The ECB has communicated that it has not decided on the sequencing of the exit strategy. In particular the ECB will not necessarily withdraw all non-standard measures before it starts to hike rates.

It is likely that a first step in an ECB exit strategy will be to alter the conditions for the long-term refinancing operations (LTRO) with guaranteed full allotment. The 12 month LTRO in late-September is likely to be on the same conditions as the auction in June, but at the 12 month LTRO in mid-December we expect a spread to be included. This is likely to be interpreted by the market as an indication that the ECB expects to hike the refinancing rate within the next 12 months. As a next step the ECB could decide not to continue with new 12-month auctions in 2010 or it would decide no longer to have full allotment.

The EONIA overnight rate is currently below the refinancing rate. Instead of hiking the refinancing rate the ECB may wish to close this gap first by draining liquidity. Look for measures aimed to bring the EONIA overnight rate closer to the refinancing rate. A move to variable rate tenders from fixed rate tenders with full allotment is one possibility (adding a spread at the 12 month LTRO will also help). A normalisation of the spread could be a good signal that the next move from the ECB is to start communicating a forthcoming hike in the refinancing rate.

The signalling of the beginning of a hiking cycle could then take place in spring next year.

The exit strategy for the other non-standard measures will probably not be implemented until end-2010 or later. The ECB already announced in May that the temporary expansion of the list of eligible assets is to be prolonged until the end of 2010. We expect that the collateral pool will be narrowed thereafter, but this will probably not be communicated before we are well into 2010.

The covered bond purchasing programme runs until end-June 2010. After that we would expect the ECB to hold the EUR60bn portfolio until 2011 or later. The reduction of this portfolio could be one of the last steps in the exit strategy.

Hiking speed

When the ECB starts hiking it will probably deliver about 0.5 percentage points each quarter, which was the average hiking speed in the 2000-01 hiking cycle and the maximum pace in the 2005-07 hiking cycle. We expect PMI new orders to reach levels similar to those seen during the first of these hiking cycles - possibly higher - and we expect the ECB to react with a similar hiking speed.
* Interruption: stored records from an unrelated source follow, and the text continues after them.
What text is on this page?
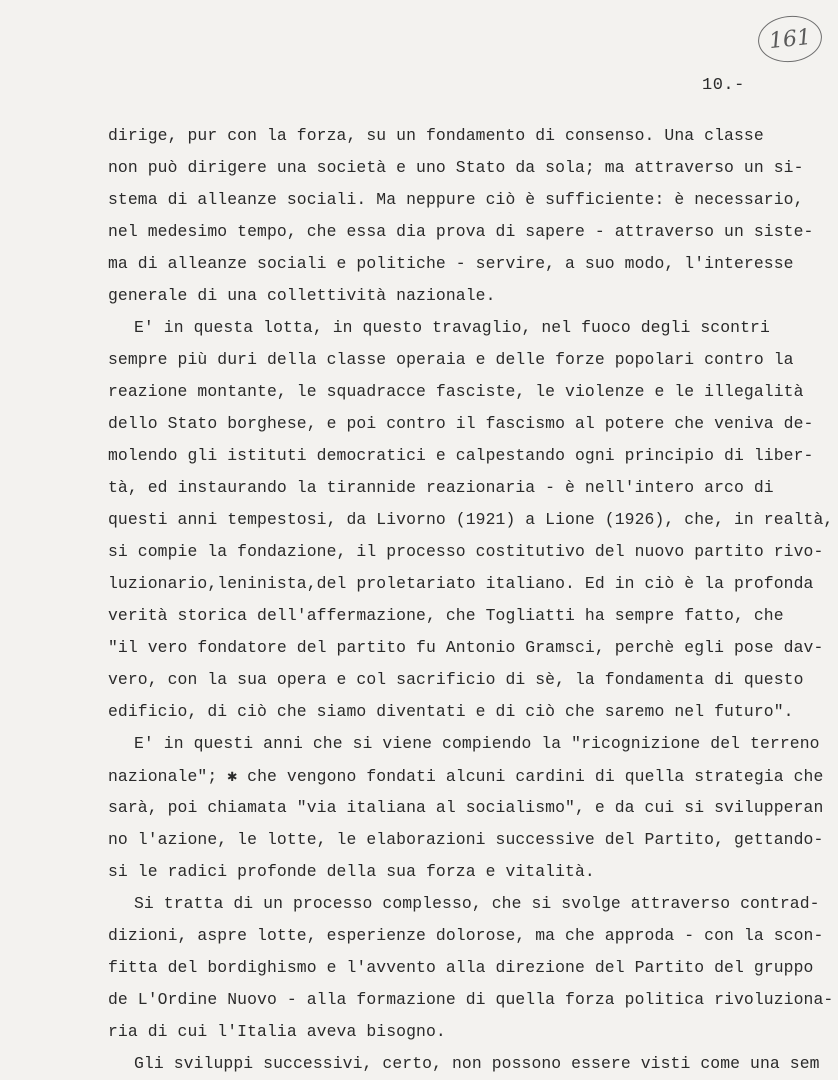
161
10.-
dirige, pur con la forza, su un fondamento di consenso. Una classe
non può dirigere una società e uno Stato da sola; ma attraverso un si-
stema di alleanze sociali. Ma neppure ciò è sufficiente: è necessario,
nel medesimo tempo, che essa dia prova di sapere - attraverso un siste-
ma di alleanze sociali e politiche - servire, a suo modo, l'interesse
generale di una collettività nazionale.
E' in questa lotta, in questo travaglio, nel fuoco degli scontri
sempre più duri della classe operaia e delle forze popolari contro la
reazione montante, le squadracce fasciste, le violenze e le illegalità
dello Stato borghese, e poi contro il fascismo al potere che veniva de-
molendo gli istituti democratici e calpestando ogni principio di liber-
tà, ed instaurando la tirannide reazionaria - è nell'intero arco di
questi anni tempestosi, da Livorno (1921) a Lione (1926), che, in realtà,
si compie la fondazione, il processo costitutivo del nuovo partito rivo-
luzionario,leninista,del proletariato italiano. Ed in ciò è la profonda
verità storica dell'affermazione, che Togliatti ha sempre fatto, che
"il vero fondatore del partito fu Antonio Gramsci, perchè egli pose dav-
vero, con la sua opera e col sacrificio di sè, la fondamenta di questo
edificio, di ciò che siamo diventati e di ciò che saremo nel futuro".
E' in questi anni che si viene compiendo la "ricognizione del terreno
nazionale"; ✱ che vengono fondati alcuni cardini di quella strategia che
sarà, poi chiamata "via italiana al socialismo", e da cui si svilupperan
no l'azione, le lotte, le elaborazioni successive del Partito, gettando-
si le radici profonde della sua forza e vitalità.
Si tratta di un processo complesso, che si svolge attraverso contrad-
dizioni, aspre lotte, esperienze dolorose, ma che approda - con la scon-
fitta del bordighismo e l'avvento alla direzione del Partito del gruppo
de L'Ordine Nuovo - alla formazione di quella forza politica rivoluziona-
ria di cui l'Italia aveva bisogno.
Gli sviluppi successivi, certo, non possono essere visti come una sem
Given that the refinancing rate comes from a historical low the ECB has extra reason to favour a not too slow hiking speed. With a hiking rate of 0.5 percentage points each quarter, the refinancing rate would only have reached 2% at end-2010, which is still a very accommodative level - and it would not reach a neutral level before end-2011. Given that monetary policy has its maximum impact on a one- to two-year horizon this scenario actually implies that monetary policy will have a positive impact on the economy well into 2012.

The speed applied when monetary policy was relaxed in this rate-cutting cycle was much higher. The ECB could aim to implement a symmetric policy with rate hiking speed similar to the cutting speed. Although we believe the ECB will try to "lean against the wind" and be willing to hike despite low current inflation rates we do not believe that the hiking rate will match the speed we saw in the cutting cycle.

The market currently prices around 25bp in June and around 60bp in September 2010.